Karapetê Haço was born in the village of Bileyder (now called Binatlı, Batman, in Batman province, Turkey) in the Ottoman Empire to an Armenian family in 1900. In 1915, he witnessed the annihilation of his village during the Armenian genocide. Xaço, his brother Abraham, and sisters Manuşak and Xezal survived the massacre, as a soldier spared them due to them being orphaned. He was saved by his knowledge of Kurmanji and his singing talent. He joined the Kurdish rebels during the Sheikh Said Rebellion and had to flee to Syria in the French Mandate after the rebellion was defeated.

At a young age, he began taking a liking for music and would sing old Kurdish folk songs that were passed on through generations. He worked as a mercenary soldier in the French Armenian Legion for nearly 15 years. He married Yeva of the Azizyan family in the Syrian city of Qamishli, where he was a legionnaire in 1936. They had four daughters and a son. After Syria gained its independence, he and his family migrated to Armenian Soviet Socialist Republic and settled in Yerevan in 1946. He formulated his experiences of the genocide. Karapete Xaço worked for the Kurdish language service of Yerevan Radio and was popular among the Kurdish people.

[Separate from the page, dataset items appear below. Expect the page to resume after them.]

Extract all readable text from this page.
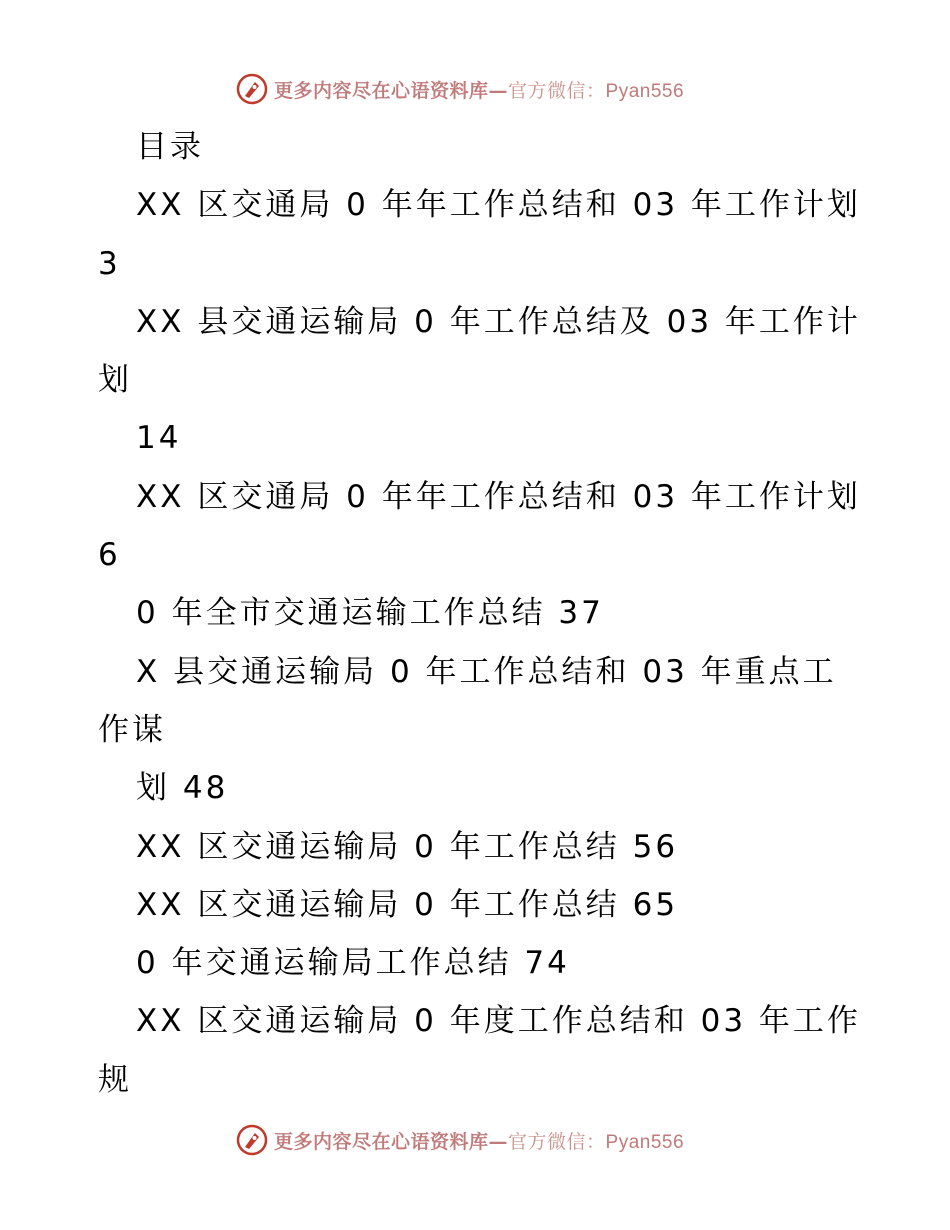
更多内容尽在心语资料库—官方微信：Pyan556
目录
XX 区交通局 0 年年工作总结和 03 年工作计划
3
XX 县交通运输局 0 年工作总结及 03 年工作计
划
14
XX 区交通局 0 年年工作总结和 03 年工作计划
6
0 年全市交通运输工作总结 37
X 县交通运输局 0 年工作总结和 03 年重点工
作谋
划 48
XX 区交通运输局 0 年工作总结 56
XX 区交通运输局 0 年工作总结 65
0 年交通运输局工作总结 74
XX 区交通运输局 0 年度工作总结和 03 年工作
规
更多内容尽在心语资料库—官方微信：Pyan556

Xaço later became one of the greatest singers of Dengbêj music, a form of singing that often tells a story. He died on January 15, 2005.

The hundreds of Kurdish dengbêj songs are considered to be one of the key elements in preserving Kurdish culture and history. Xaço was best known for singing and recording the traditional songs "Ay lo mîro", "Adullê", "Çume Cizîre", "Xim ximê", and "Lê dayikê". Since he recorded them, variations of these songs have been recorded by several different artists to this day.

==Documentary==
- Mehmet Aktaş, Dengekî Zemanê Bere: Karapêtê Xaço: Voice from the Past (Belgium: Medya TV, 2000).